Who would have thought that there can actually be a link between knowing more than one language and better chances of recovering after a stroke? Although it is not a universal rule, researchers from the Nizam’s Institute of Medical Sciences in Hyderabad, India, have discovered that bilingual patients had a greater chance at recovering their normal cognitive functions after a stroke than people who only knew one language.
Other previous studies showed that bilingual people have a delayed debut of Alzheimer’s disease, but we have yet to discover why. We don’t know what changes are brought to our brains while learning new languages and why it protects us from permanently losing our cognitive abilities. The study that linked better cognitive recovery after a stroke in bilingual patients, was based on 608 stroke patients from which half knew more than one language. Researchers also tried to be sure that those particular bilinguals didn’t have healthier lifestyles, which might have had a role in their faster recovery.

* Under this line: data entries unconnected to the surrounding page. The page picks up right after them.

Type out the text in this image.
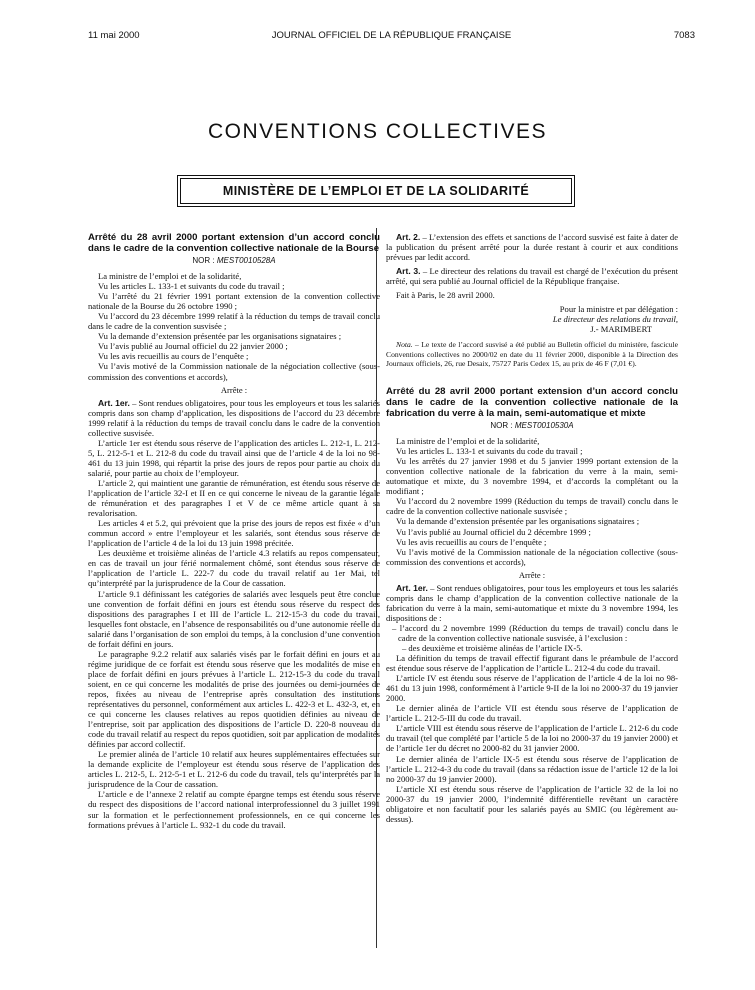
11 mai 2000	JOURNAL OFFICIEL DE LA RÉPUBLIQUE FRANÇAISE	7083
CONVENTIONS COLLECTIVES
MINISTÈRE DE L’EMPLOI ET DE LA SOLIDARITÉ
Arrêté du 28 avril 2000 portant extension d’un accord conclu dans le cadre de la convention collective nationale de la Bourse
NOR : MEST0010528A

La ministre de l’emploi et de la solidarité,

Vu les articles L. 133-1 et suivants du code du travail ;

Vu l’arrêté du 21 février 1991 portant extension de la convention collective nationale de la Bourse du 26 octobre 1990 ;

Vu l’accord du 23 décembre 1999 relatif à la réduction du temps de travail conclu dans le cadre de la convention susvisée ;

Vu la demande d’extension présentée par les organisations signataires ;

Vu l’avis publié au Journal officiel du 22 janvier 2000 ;

Vu les avis recueillis au cours de l’enquête ;

Vu l’avis motivé de la Commission nationale de la négociation collective (sous-commission des conventions et accords),

Arrête :

Art. 1er. – Sont rendues obligatoires, pour tous les employeurs et tous les salariés compris dans son champ d’application, les dispositions de l’accord du 23 décembre 1999 relatif à la réduction du temps de travail conclu dans le cadre de la convention collective susvisée.

L’article 1er est étendu sous réserve de l’application des articles L. 212-1, L. 212-5, L. 212-5-1 et L. 212-8 du code du travail ainsi que de l’article 4 de la loi no 98-461 du 13 juin 1998, qui répartit la prise des jours de repos pour partie au choix du salarié, pour partie au choix de l’employeur.

L’article 2, qui maintient une garantie de rémunération, est étendu sous réserve de l’application de l’article 32-I et II en ce qui concerne le niveau de la garantie légale de rémunération et des paragraphes I et V de ce même article quant à sa revalorisation.

Les articles 4 et 5.2, qui prévoient que la prise des jours de repos est fixée « d’un commun accord » entre l’employeur et les salariés, sont étendus sous réserve de l’application de l’article 4 de la loi du 13 juin 1998 précitée.

Les deuxième et troisième alinéas de l’article 4.3 relatifs au repos compensateur, en cas de travail un jour férié normalement chômé, sont étendus sous réserve de l’application de l’article L. 222-7 du code du travail relatif au 1er Mai, tel qu’interprété par la jurisprudence de la Cour de cassation.

L’article 9.1 définissant les catégories de salariés avec lesquels peut être conclue une convention de forfait défini en jours est étendu sous réserve du respect des dispositions des paragraphes I et III de l’article L. 212-15-3 du code du travail, lesquelles font obstacle, en l’absence de responsabilités ou d’une autonomie réelle du salarié dans l’organisation de son emploi du temps, à la conclusion d’une convention de forfait défini en jours.

Le paragraphe 9.2.2 relatif aux salariés visés par le forfait défini en jours et au régime juridique de ce forfait est étendu sous réserve que les modalités de mise en place de forfait défini en jours prévues à l’article L. 212-15-3 du code du travail soient, en ce qui concerne les modalités de prise des journées ou demi-journées de repos, fixées au niveau de l’entreprise après consultation des institutions représentatives du personnel, conformément aux articles L. 422-3 et L. 432-3, et, en ce qui concerne les clauses relatives au repos quotidien définies au niveau de l’entreprise, soit par application des dispositions de l’article D. 220-8 nouveau du code du travail relatif au respect du repos quotidien, soit par application de modalités définies par accord collectif.

Le premier alinéa de l’article 10 relatif aux heures supplémentaires effectuées sur la demande explicite de l’employeur est étendu sous réserve de l’application des articles L. 212-5, L. 212-5-1 et L. 212-6 du code du travail, tels qu’interprétés par la jurisprudence de la Cour de cassation.

L’article e de l’annexe 2 relatif au compte épargne temps est étendu sous réserve du respect des dispositions de l’accord national interprofessionnel du 3 juillet 1991 sur la formation et le perfectionnement professionnels, en ce qui concerne les formations prévues à l’article L. 932-1 du code du travail.

Art. 2. – L’extension des effets et sanctions de l’accord susvisé est faite à dater de la publication du présent arrêté pour la durée restant à courir et aux conditions prévues par ledit accord.

Art. 3. – Le directeur des relations du travail est chargé de l’exécution du présent arrêté, qui sera publié au Journal officiel de la République française.

Fait à Paris, le 28 avril 2000.

Pour la ministre et par délégation :

Le directeur des relations du travail,

J.- MARIMBERT

Nota. – Le texte de l’accord susvisé a été publié au Bulletin officiel du ministère, fascicule Conventions collectives no 2000/02 en date du 11 février 2000, disponible à la Direction des Journaux officiels, 26, rue Desaix, 75727 Paris Cedex 15, au prix de 46 F (7,01 €).

Arrêté du 28 avril 2000 portant extension d’un accord conclu dans le cadre de la convention collective nationale de la fabrication du verre à la main, semi-automatique et mixte
NOR : MEST0010530A

La ministre de l’emploi et de la solidarité,

Vu les articles L. 133-1 et suivants du code du travail ;

Vu les arrêtés du 27 janvier 1998 et du 5 janvier 1999 portant extension de la convention collective nationale de la fabrication du verre à la main, semi-automatique et mixte, du 3 novembre 1994, et d’accords la complétant ou la modifiant ;

Vu l’accord du 2 novembre 1999 (Réduction du temps de travail) conclu dans le cadre de la convention collective nationale susvisée ;

Vu la demande d’extension présentée par les organisations signataires ;

Vu l’avis publié au Journal officiel du 2 décembre 1999 ;

Vu les avis recueillis au cours de l’enquête ;

Vu l’avis motivé de la Commission nationale de la négociation collective (sous-commission des conventions et accords),

Arrête :

Art. 1er. – Sont rendues obligatoires, pour tous les employeurs et tous les salariés compris dans le champ d’application de la convention collective nationale de la fabrication du verre à la main, semi-automatique et mixte du 3 novembre 1994, les dispositions de :

– l’accord du 2 novembre 1999 (Réduction du temps de travail) conclu dans le cadre de la convention collective nationale susvisée, à l’exclusion :

– des deuxième et troisième alinéas de l’article IX-5.

La définition du temps de travail effectif figurant dans le préambule de l’accord est étendue sous réserve de l’application de l’article L. 212-4 du code du travail.

L’article IV est étendu sous réserve de l’application de l’article 4 de la loi no 98-461 du 13 juin 1998, conformément à l’article 9-II de la loi no 2000-37 du 19 janvier 2000.

Le dernier alinéa de l’article VII est étendu sous réserve de l’application de l’article L. 212-5-III du code du travail.

L’article VIII est étendu sous réserve de l’application de l’article L. 212-6 du code du travail (tel que complété par l’article 5 de la loi no 2000-37 du 19 janvier 2000) et de l’article 1er du décret no 2000-82 du 31 janvier 2000.

Le dernier alinéa de l’article IX-5 est étendu sous réserve de l’application de l’article L. 212-4-3 du code du travail (dans sa rédaction issue de l’article 12 de la loi no 2000-37 du 19 janvier 2000).

L’article XI est étendu sous réserve de l’application de l’article 32 de la loi no 2000-37 du 19 janvier 2000, l’indemnité différentielle revêtant un caractère obligatoire et non facultatif pour les salariés payés au SMIC (ou légèrement au-dessus).
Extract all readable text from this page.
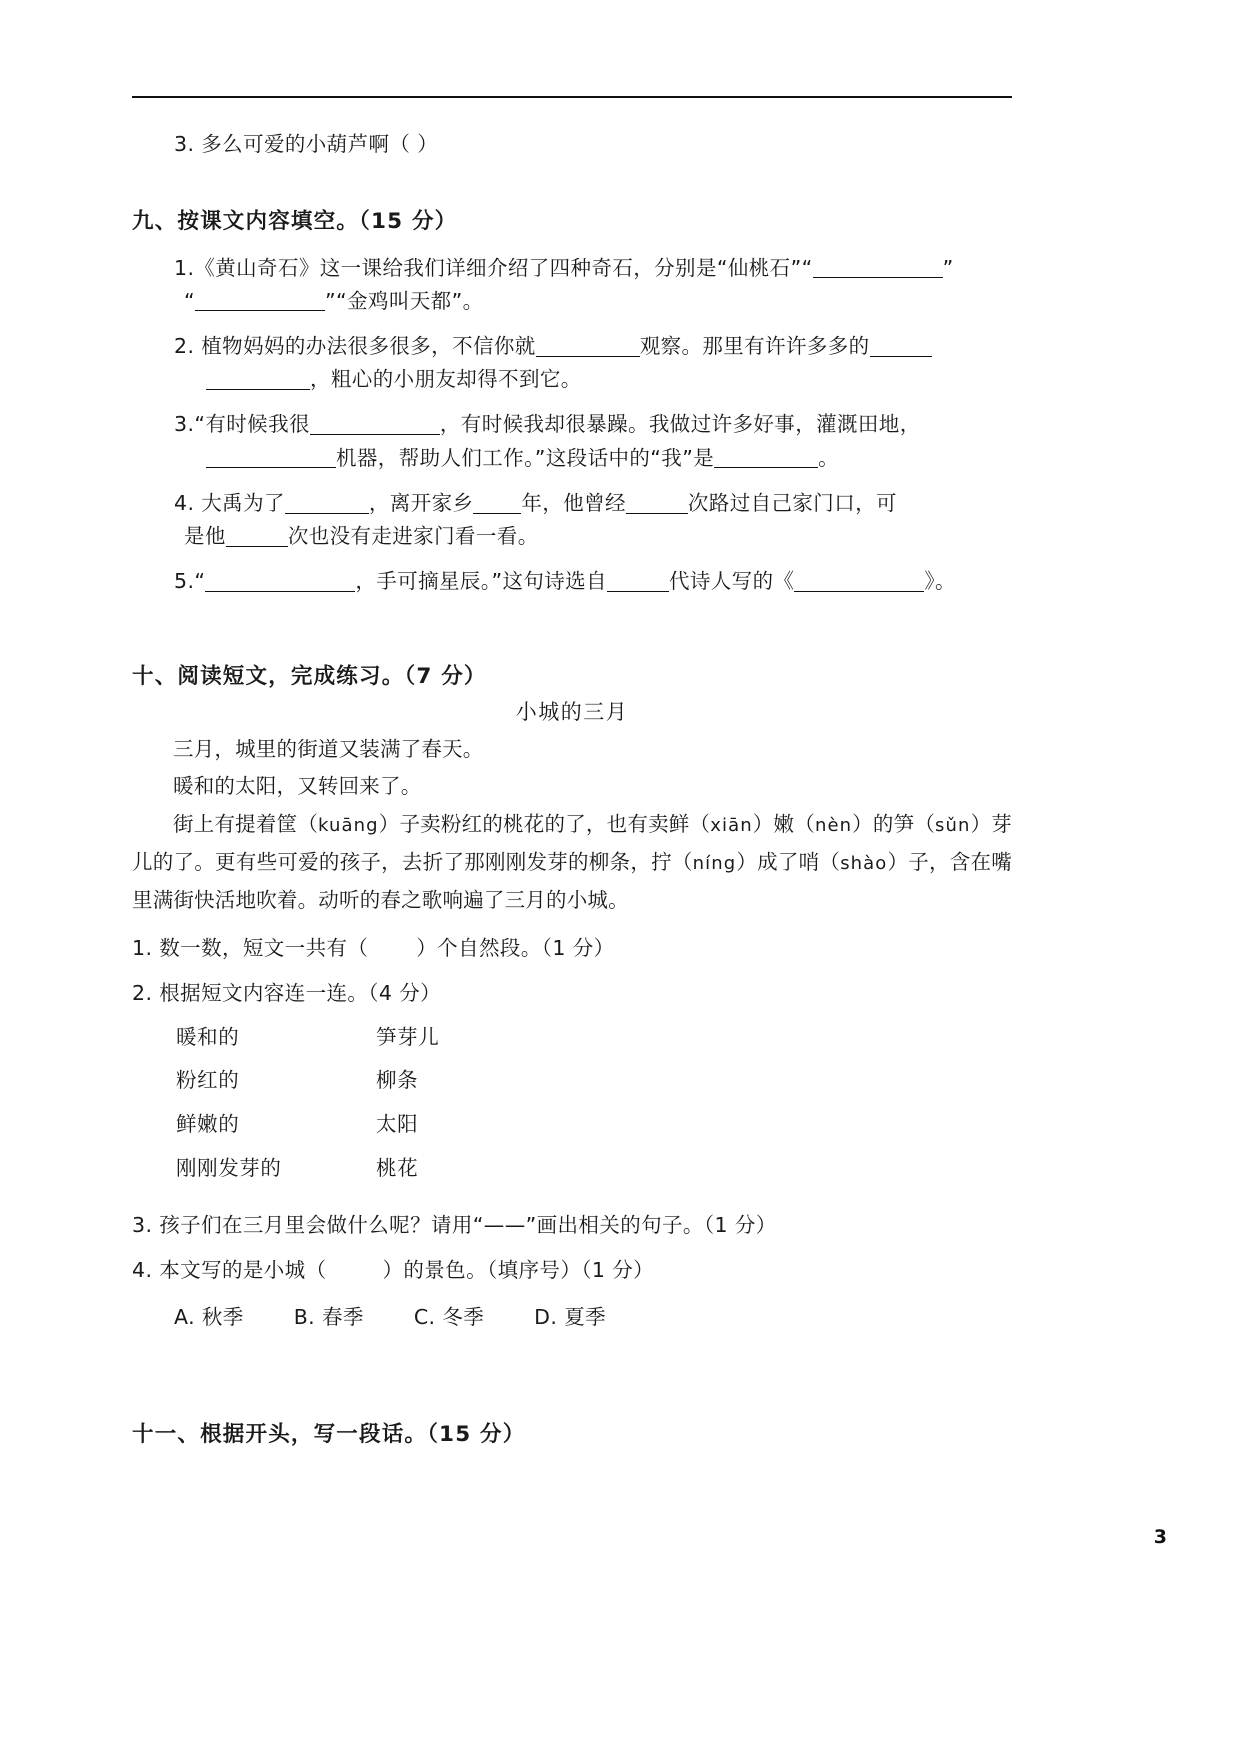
3. 多么可爱的小葫芦啊（ ）
九、按课文内容填空。（15 分）
1.《黄山奇石》这一课给我们详细介绍了四种奇石，分别是“仙桃石”“	”
“	”“金鸡叫天都”。
2. 植物妈妈的办法很多很多，不信你就	观察。那里有许许多多的
，粗心的小朋友却得不到它。
3.“有时候我很	，有时候我却很暴躁。我做过许多好事，灌溉田地，
机器，帮助人们工作。”这段话中的“我”是	。
4. 大禹为了	，离开家乡 年，他曾经	次路过自己家门口，可
是他	次也没有走进家门看一看。
5.“	，手可摘星辰。”这句诗选自	代诗人写的《	》。
十、阅读短文，完成练习。（7 分）
小城的三月
三月，城里的街道又装满了春天。
暖和的太阳，又转回来了。
街上有提着筐（kuāng）子卖粉红的桃花的了，也有卖鲜（xiān）嫩（nèn）的笋（sǔn）芽儿的了。更有些可爱的孩子，去折了那刚刚发芽的柳条，拧（níng）成了哨（shào）子，含在嘴里满街快活地吹着。动听的春之歌响遍了三月的小城。
1. 数一数，短文一共有（ ）个自然段。（1 分）
2. 根据短文内容连一连。（4 分）
暖和的	笋芽儿
粉红的	柳条
鲜嫩的	太阳
刚刚发芽的	桃花
3. 孩子们在三月里会做什么呢？请用“——”画出相关的句子。（1 分）
4. 本文写的是小城（	）的景色。（填序号）（1 分）
A. 秋季 B. 春季 C. 冬季 D. 夏季
十一、根据开头，写一段话。（15 分）
3
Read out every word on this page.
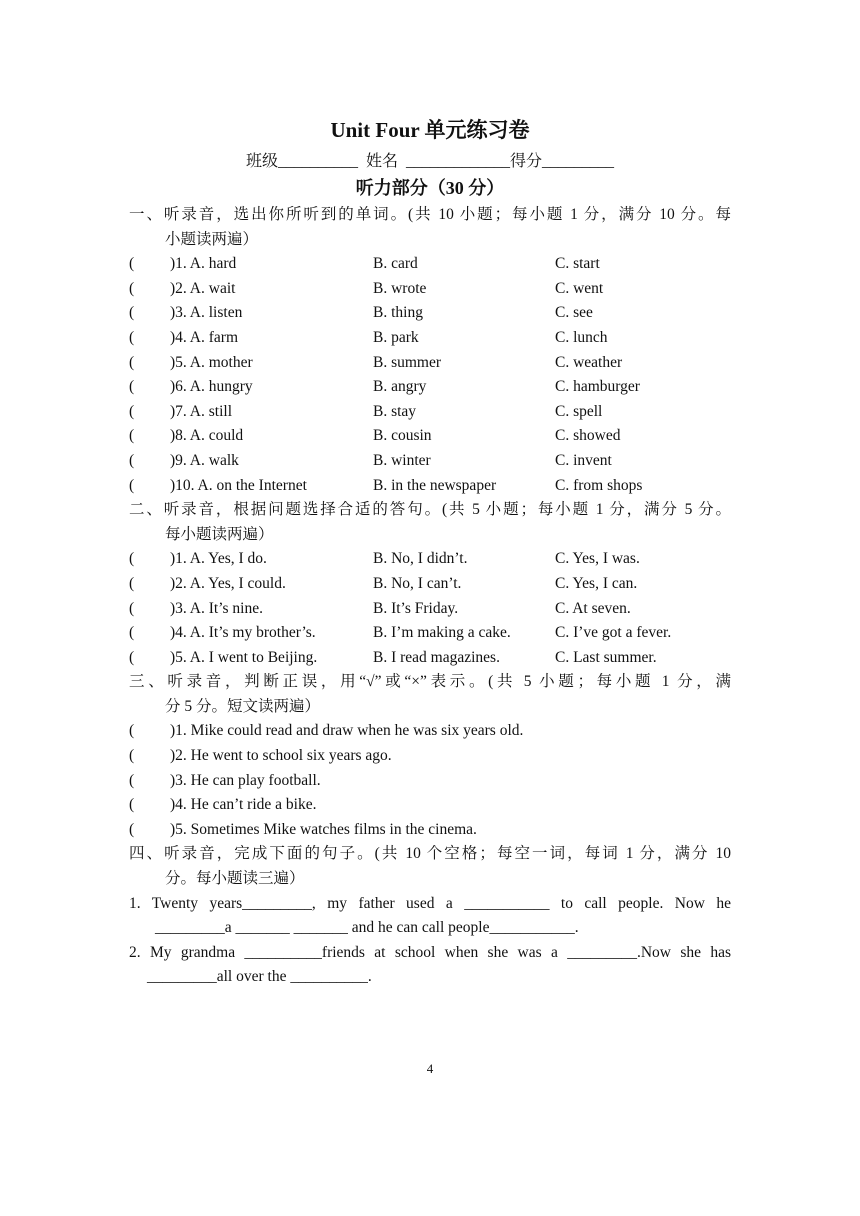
Unit Four 单元练习卷
班级__________  姓名  _____________得分_________
听力部分（30 分）
一、听录音，选出你所听到的单词。(共 10 小题；每小题 1 分，满分 10 分。每
小题读两遍）
( )1. A. hard	B. card	C. start
( )2. A. wait	B. wrote	C. went
( )3. A. listen	B. thing	C. see
( )4. A. farm	B. park	C. lunch
( )5. A. mother	B. summer	C. weather
( )6. A. hungry	B. angry	C. hamburger
( )7. A. still	B. stay	C. spell
( )8. A. could	B. cousin	C. showed
( )9. A. walk	B. winter	C. invent
( )10. A. on the Internet	B. in the newspaper	C. from shops
二、听录音，根据问题选择合适的答句。(共 5 小题；每小题 1 分，满分 5 分。
每小题读两遍）
( )1. A. Yes, I do.	B. No, I didn’t.	C. Yes, I was.
( )2. A. Yes, I could.	B. No, I can’t.	C. Yes, I can.
( )3. A. It’s nine.	B. It’s Friday.	C. At seven.
( )4. A. It’s my brother’s.	B. I’m making a cake.	C. I’ve got a fever.
( )5. A. I went to Beijing.	B. I read magazines.	C. Last summer.
三、听录音，判断正误，用“√”或“×”表示。(共 5 小题；每小题 1 分，满
分 5 分。短文读两遍）
( )1. Mike could read and draw when he was six years old.
( )2. He went to school six years ago.
( )3. He can play football.
( )4. He can’t ride a bike.
( )5. Sometimes Mike watches films in the cinema.
四、听录音，完成下面的句子。(共 10 个空格；每空一词，每词 1 分，满分 10
分。每小题读三遍）
1. Twenty years_________, my father used a ___________ to call people. Now he
_________a _______ _______ and he can call people___________.
2. My grandma __________friends at school when she was a _________.Now she has
_________all over the __________.
4
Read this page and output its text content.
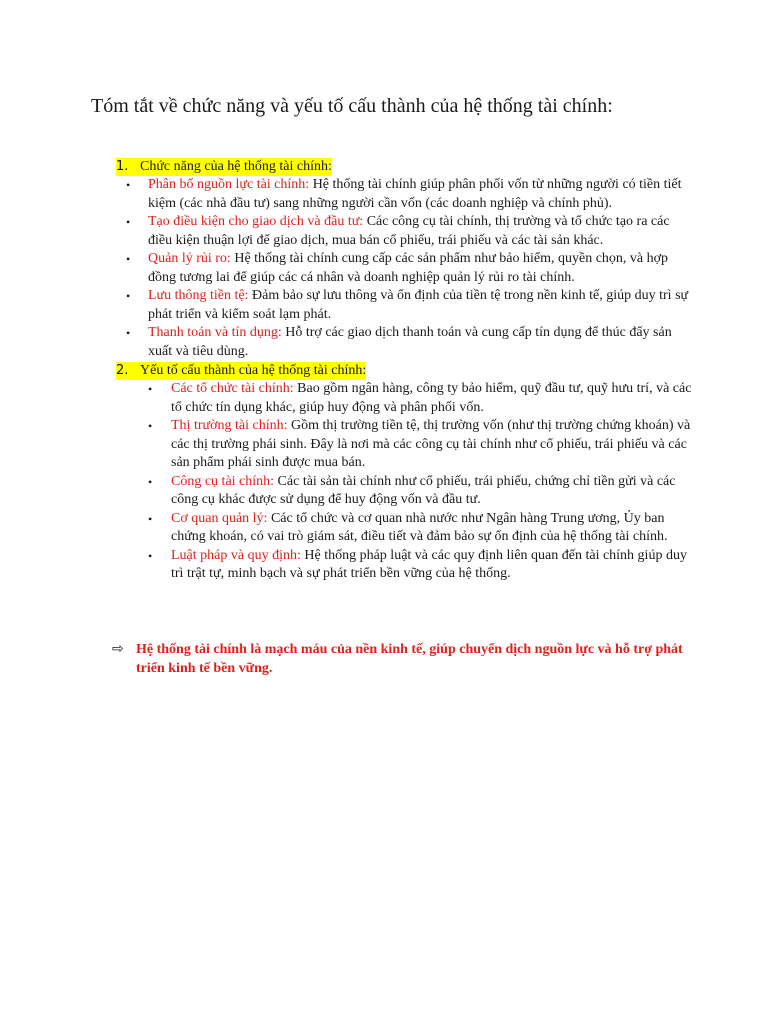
Tóm tắt về chức năng và yếu tố cấu thành của hệ thống tài chính:
1. Chức năng của hệ thống tài chính:
• Phân bổ nguồn lực tài chính: Hệ thống tài chính giúp phân phối vốn từ những người có tiền tiết kiệm (các nhà đầu tư) sang những người cần vốn (các doanh nghiệp và chính phủ).
• Tạo điều kiện cho giao dịch và đầu tư: Các công cụ tài chính, thị trường và tổ chức tạo ra các điều kiện thuận lợi để giao dịch, mua bán cổ phiếu, trái phiếu và các tài sản khác.
• Quản lý rủi ro: Hệ thống tài chính cung cấp các sản phẩm như bảo hiểm, quyền chọn, và hợp đồng tương lai để giúp các cá nhân và doanh nghiệp quản lý rủi ro tài chính.
• Lưu thông tiền tệ: Đảm bảo sự lưu thông và ổn định của tiền tệ trong nền kinh tế, giúp duy trì sự phát triển và kiểm soát lạm phát.
• Thanh toán và tín dụng: Hỗ trợ các giao dịch thanh toán và cung cấp tín dụng để thúc đẩy sản xuất và tiêu dùng.
2. Yếu tố cấu thành của hệ thống tài chính:
• Các tổ chức tài chính: Bao gồm ngân hàng, công ty bảo hiểm, quỹ đầu tư, quỹ hưu trí, và các tổ chức tín dụng khác, giúp huy động và phân phối vốn.
• Thị trường tài chính: Gồm thị trường tiền tệ, thị trường vốn (như thị trường chứng khoán) và các thị trường phái sinh. Đây là nơi mà các công cụ tài chính như cổ phiếu, trái phiếu và các sản phẩm phái sinh được mua bán.
• Công cụ tài chính: Các tài sản tài chính như cổ phiếu, trái phiếu, chứng chỉ tiền gửi và các công cụ khác được sử dụng để huy động vốn và đầu tư.
• Cơ quan quản lý: Các tổ chức và cơ quan nhà nước như Ngân hàng Trung ương, Ủy ban chứng khoán, có vai trò giám sát, điều tiết và đảm bảo sự ổn định của hệ thống tài chính.
• Luật pháp và quy định: Hệ thống pháp luật và các quy định liên quan đến tài chính giúp duy trì trật tự, minh bạch và sự phát triển bền vững của hệ thống.
⇨ Hệ thống tài chính là mạch máu của nền kinh tế, giúp chuyển dịch nguồn lực và hỗ trợ phát triển kinh tế bền vững.
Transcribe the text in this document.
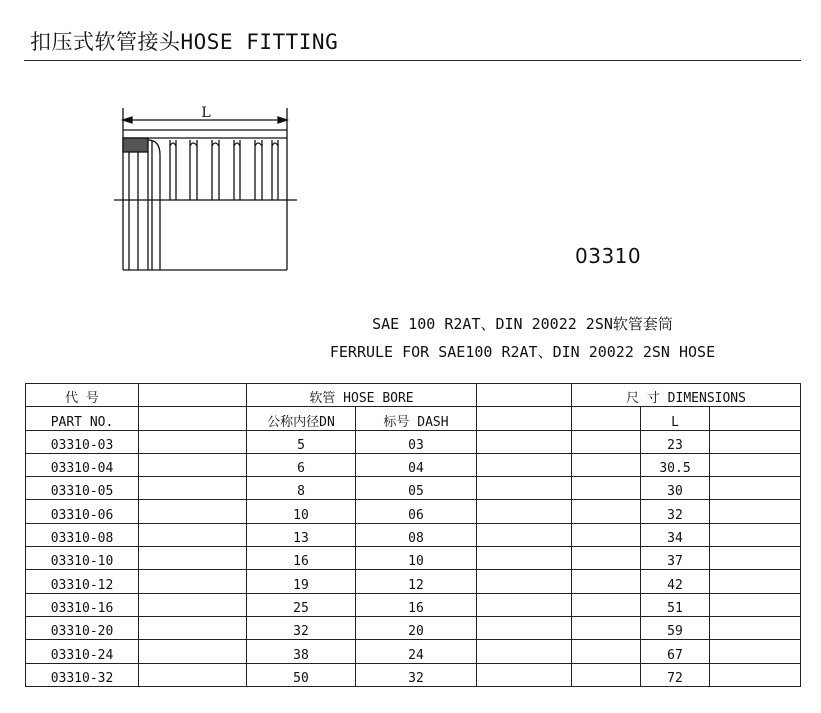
扣压式软管接头HOSE FITTING
L
03310
SAE 100 R2AT、DIN 20022 2SN软管套筒
FERRULE FOR SAE100 R2AT、DIN 20022 2SN HOSE
代 号		软管 HOSE BORE			尺 寸 DIMENSIONS		
PART NO.		公称内径DN	标号 DASH			L	
03310-03		5	03			23	
03310-04		6	04			30.5	
03310-05		8	05			30	
03310-06		10	06			32	
03310-08		13	08			34	
03310-10		16	10			37	
03310-12		19	12			42	
03310-16		25	16			51	
03310-20		32	20			59	
03310-24		38	24			67	
03310-32		50	32			72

Their results showed that 40% of stroke patients that new more languages regained their normal cognitive functions, while only 20% of one language speakers manage to fully recover. Although, bilingual stroke patients showed better results in cognition, attention, memory and accessing information, there were no improvements proven when considering another complication of strokes, aphasia. Aphasia is a speech and language disorder that results in difficulties in reading, writing and speaking.
This particular study doesn’t imply that all people who learn more than one language have better chances of recovering over a stroke, it mostly raises more questions about what is the actual link between learning languages and fully recovering the brains capacity after a stroke.